Everybody's different, but I'm sure glad I didn't marry young, even though it wasn't a planned-out decision. As that article says, "We can’t all snap our fingers and have a good marriage and a stable career in our 20s because that’s the “optimal” age to have children." Of course, out come the trolls who delight in excoriating women for their independence.
Then perhaps we can push back against attitudes that women are “waiting too long” because they’re deluded or selfish or career-obsessed. That won’t be easy, though—there are comments even on Twenge’s piece like, “one thing is choosing not to have babies and another one is to wait too long and then complain that an IVF costs too much or think that your miscarriages are treatable with some sort of ‘cure’. Nope!”

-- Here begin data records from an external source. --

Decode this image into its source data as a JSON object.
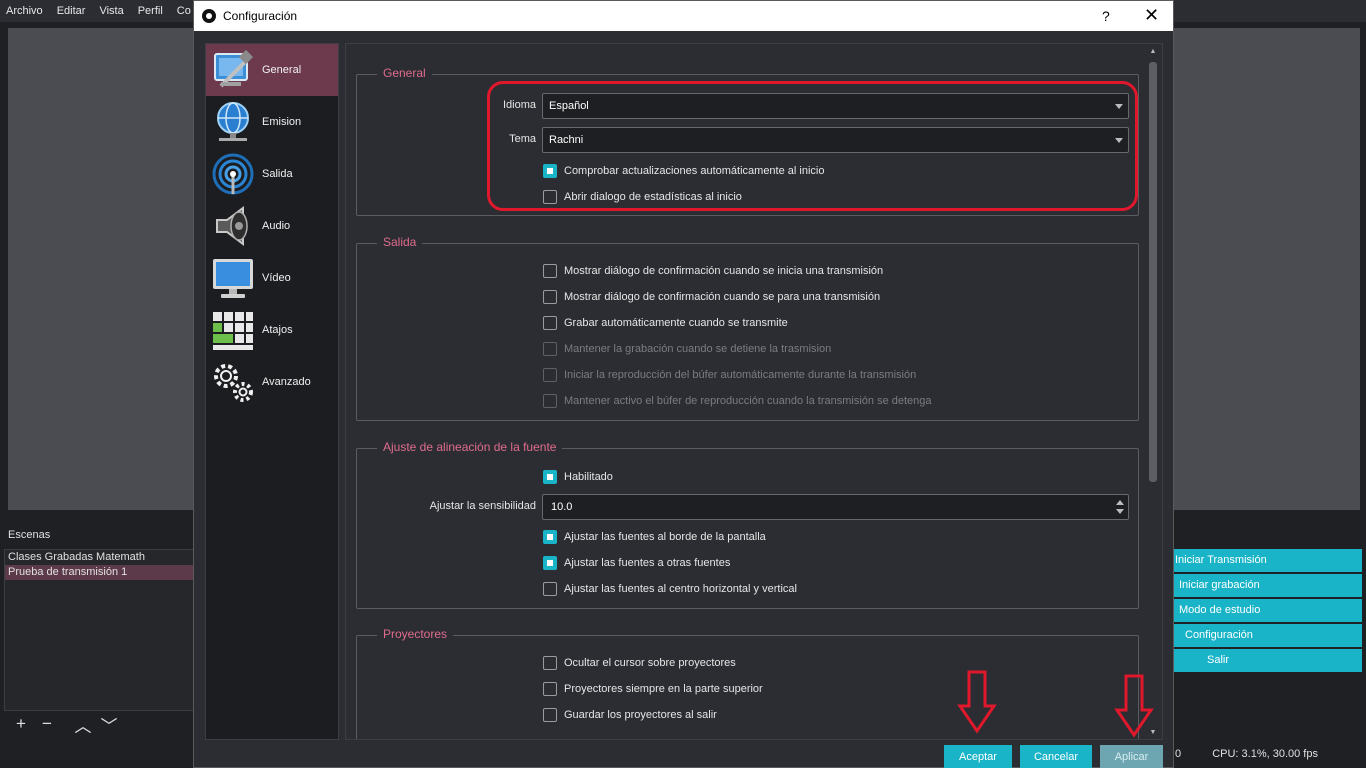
{
  "main_window": {
    "menu": [
      "Archivo",
      "Editar",
      "Vista",
      "Perfil",
      "Co"
    ],
    "scenes": {
      "title": "Escenas",
      "items": [
        "Clases Grabadas Matemath",
        "Prueba de transmisión 1"
      ],
      "selected_index": 1
    },
    "controls": [
      "Iniciar Transmisión",
      "Iniciar grabación",
      "Modo de estudio",
      "Configuración",
      "Salir"
    ],
    "status": {
      "left": "0",
      "cpu": "CPU: 3.1%, 30.00 fps"
    }
  },
  "dialog": {
    "title": "Configuración",
    "help": "?",
    "close": "✕",
    "nav": [
      {
        "label": "General",
        "icon": "general-icon",
        "active": true
      },
      {
        "label": "Emision",
        "icon": "globe-icon",
        "active": false
      },
      {
        "label": "Salida",
        "icon": "antenna-icon",
        "active": false
      },
      {
        "label": "Audio",
        "icon": "speaker-icon",
        "active": false
      },
      {
        "label": "Vídeo",
        "icon": "monitor-icon",
        "active": false
      },
      {
        "label": "Atajos",
        "icon": "keyboard-icon",
        "active": false
      },
      {
        "label": "Avanzado",
        "icon": "gears-icon",
        "active": false
      }
    ],
    "general": {
      "title": "General",
      "language_label": "Idioma",
      "language_value": "Español",
      "theme_label": "Tema",
      "theme_value": "Rachni",
      "check_updates": {
        "label": "Comprobar actualizaciones automáticamente al inicio",
        "checked": true
      },
      "stats_dialog": {
        "label": "Abrir dialogo de estadísticas al inicio",
        "checked": false
      }
    },
    "output": {
      "title": "Salida",
      "options": [
        {
          "label": "Mostrar diálogo de confirmación cuando se inicia una transmisión",
          "checked": false,
          "disabled": false
        },
        {
          "label": "Mostrar diálogo de confirmación cuando se para una transmisión",
          "checked": false,
          "disabled": false
        },
        {
          "label": "Grabar automáticamente cuando se transmite",
          "checked": false,
          "disabled": false
        },
        {
          "label": "Mantener la grabación cuando se detiene la trasmision",
          "checked": false,
          "disabled": true
        },
        {
          "label": "Iniciar la reproducción del búfer automáticamente durante la transmisión",
          "checked": false,
          "disabled": true
        },
        {
          "label": "Mantener activo el búfer de reproducción cuando la transmisión se detenga",
          "checked": false,
          "disabled": true
        }
      ]
    },
    "snapping": {
      "title": "Ajuste de alineación de la fuente",
      "enabled": {
        "label": "Habilitado",
        "checked": true
      },
      "sensitivity_label": "Ajustar la sensibilidad",
      "sensitivity_value": "10.0",
      "options": [
        {
          "label": "Ajustar las fuentes al borde de la pantalla",
          "checked": true
        },
        {
          "label": "Ajustar las fuentes a otras fuentes",
          "checked": true
        },
        {
          "label": "Ajustar las fuentes al centro horizontal y vertical",
          "checked": false
        }
      ]
    },
    "projectors": {
      "title": "Proyectores",
      "options": [
        {
          "label": "Ocultar el cursor sobre proyectores",
          "checked": false
        },
        {
          "label": "Proyectores siempre en la parte superior",
          "checked": false
        },
        {
          "label": "Guardar los proyectores al salir",
          "checked": false
        }
      ]
    },
    "buttons": {
      "accept": "Aceptar",
      "cancel": "Cancelar",
      "apply": "Aplicar"
    }
  },
  "colors": {
    "accent": "#1ab4c8",
    "section_title": "#e06c8c",
    "annotation_red": "#e0182c",
    "nav_active": "#6c3a4c"
  }
}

Who are these people? I think at least some of them must be like my coworker (see yesterday's post). I was thinking about how maybe she's reverse-projecting, since she's moving across the country to follow her husband as he takes a promotion. I don't have an opinion on her decision--who is anyone else to say what's right for someone else's family--but perhaps she's not thrilled with it, so one way of justifying it to herself is by feeling sorry for the single ladies, who don't have to move for a partner. I also, for example, didn't have to negotiate my location with anyone (for example, move to the exurbs because that's what a spouse might have wanted). I maintain that if you're happy with your life, you don't have to crap on other people (especially not on the internet).